Ellroy keeps us on his side anyway, by setting him against Dudley Smith, the detective captain revealed in The Big Nowhere and again in the opening of this novel as our Moriarty figure. Smith’s open racism embarrasses even his fellow cops (“As good as he is, the man is off the deep end on coloreds,” one administrator notes) while his crookedness seems a matter of personal pride, as he explains to White:

“I’ve long been involved in containing hard crime so that myself and a few colleagues might someday enjoy a profitable dispensation, and that day will soon be arriving. As a colleague, you will share handsomely. Grand means will be in our hands, lad.”

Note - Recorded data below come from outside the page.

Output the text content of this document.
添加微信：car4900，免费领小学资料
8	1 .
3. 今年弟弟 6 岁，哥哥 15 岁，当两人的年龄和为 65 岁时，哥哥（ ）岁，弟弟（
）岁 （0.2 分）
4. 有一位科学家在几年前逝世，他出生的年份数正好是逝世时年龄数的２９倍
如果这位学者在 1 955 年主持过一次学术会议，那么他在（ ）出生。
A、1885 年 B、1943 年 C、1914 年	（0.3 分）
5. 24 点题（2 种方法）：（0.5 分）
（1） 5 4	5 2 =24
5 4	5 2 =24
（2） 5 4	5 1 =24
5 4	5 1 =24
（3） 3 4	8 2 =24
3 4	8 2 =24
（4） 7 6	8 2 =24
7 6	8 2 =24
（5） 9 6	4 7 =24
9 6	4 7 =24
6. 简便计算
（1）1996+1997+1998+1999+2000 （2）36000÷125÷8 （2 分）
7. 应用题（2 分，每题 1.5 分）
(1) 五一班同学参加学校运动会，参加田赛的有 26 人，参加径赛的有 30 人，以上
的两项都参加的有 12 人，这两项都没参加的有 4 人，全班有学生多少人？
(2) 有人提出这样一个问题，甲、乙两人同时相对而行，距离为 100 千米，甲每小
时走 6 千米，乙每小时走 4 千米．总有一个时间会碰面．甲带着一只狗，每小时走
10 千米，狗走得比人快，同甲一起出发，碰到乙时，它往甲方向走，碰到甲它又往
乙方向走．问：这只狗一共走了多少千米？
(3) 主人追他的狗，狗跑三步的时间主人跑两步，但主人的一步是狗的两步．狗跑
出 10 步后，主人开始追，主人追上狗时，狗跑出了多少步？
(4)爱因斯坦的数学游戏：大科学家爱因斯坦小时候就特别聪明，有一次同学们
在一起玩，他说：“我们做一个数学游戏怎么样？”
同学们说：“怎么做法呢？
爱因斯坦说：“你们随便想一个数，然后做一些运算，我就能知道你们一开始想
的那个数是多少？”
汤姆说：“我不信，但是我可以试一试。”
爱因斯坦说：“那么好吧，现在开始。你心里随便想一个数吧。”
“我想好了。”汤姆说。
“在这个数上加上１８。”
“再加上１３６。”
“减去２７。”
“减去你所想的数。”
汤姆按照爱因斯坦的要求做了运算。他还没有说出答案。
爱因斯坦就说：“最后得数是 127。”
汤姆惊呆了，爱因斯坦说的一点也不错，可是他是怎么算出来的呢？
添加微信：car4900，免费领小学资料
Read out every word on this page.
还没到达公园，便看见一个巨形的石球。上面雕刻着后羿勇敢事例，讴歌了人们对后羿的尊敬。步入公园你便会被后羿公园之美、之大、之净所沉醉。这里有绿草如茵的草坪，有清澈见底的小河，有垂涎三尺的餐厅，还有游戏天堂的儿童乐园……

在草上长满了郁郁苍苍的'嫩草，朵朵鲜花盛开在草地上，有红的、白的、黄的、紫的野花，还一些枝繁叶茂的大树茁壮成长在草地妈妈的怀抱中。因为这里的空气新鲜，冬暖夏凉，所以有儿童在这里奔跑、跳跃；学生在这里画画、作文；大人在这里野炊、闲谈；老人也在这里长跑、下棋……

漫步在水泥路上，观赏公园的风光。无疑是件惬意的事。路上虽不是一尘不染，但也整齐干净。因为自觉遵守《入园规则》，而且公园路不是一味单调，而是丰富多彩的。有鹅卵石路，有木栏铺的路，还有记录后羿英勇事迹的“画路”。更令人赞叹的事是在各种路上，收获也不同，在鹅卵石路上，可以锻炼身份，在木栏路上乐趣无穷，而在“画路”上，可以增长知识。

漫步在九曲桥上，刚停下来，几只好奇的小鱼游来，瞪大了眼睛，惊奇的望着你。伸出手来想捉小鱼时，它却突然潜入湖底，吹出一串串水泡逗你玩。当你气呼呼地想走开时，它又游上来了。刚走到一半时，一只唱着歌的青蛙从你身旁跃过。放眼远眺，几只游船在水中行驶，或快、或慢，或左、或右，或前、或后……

James Ellroy in 2019. He always appears ready to punch the photographer in his portraits, but he's said to be more easygoing than he looks. https://www.irishtimes.com/culture/books/james-ellroy-i-live-in-los-angeles-in-1942-1.3914524


Much of the suspense in this story, the best of it in fact, centers not on the Nite Owl Massacre or the porn or heroin investigations but rather if our three main characters can put aside their differences in time to recognize a common threat. Ellroy handles this masterfully; it’s the one element that works better in the book than in the film, and gives this steel-hearted novel a welcome redemptive arc.

For all the cynicism and cruelty on display, there is real empathy at work, which is why L. A. Confidential succeeds as well as it does. This comes through most clearly with Bud White, the most troubled and difficult protagonist, who works for Smith against Exley but also uses his muscle helping battered wives and murdered prostitutes no one else stops to notice.

Of course, the main reason people like L. A. Confidential is its energy, a police procedural that doesn’t stint on the gunplay. Add to it sharp period ambiance and fearless gonzo humor, and you have a winner.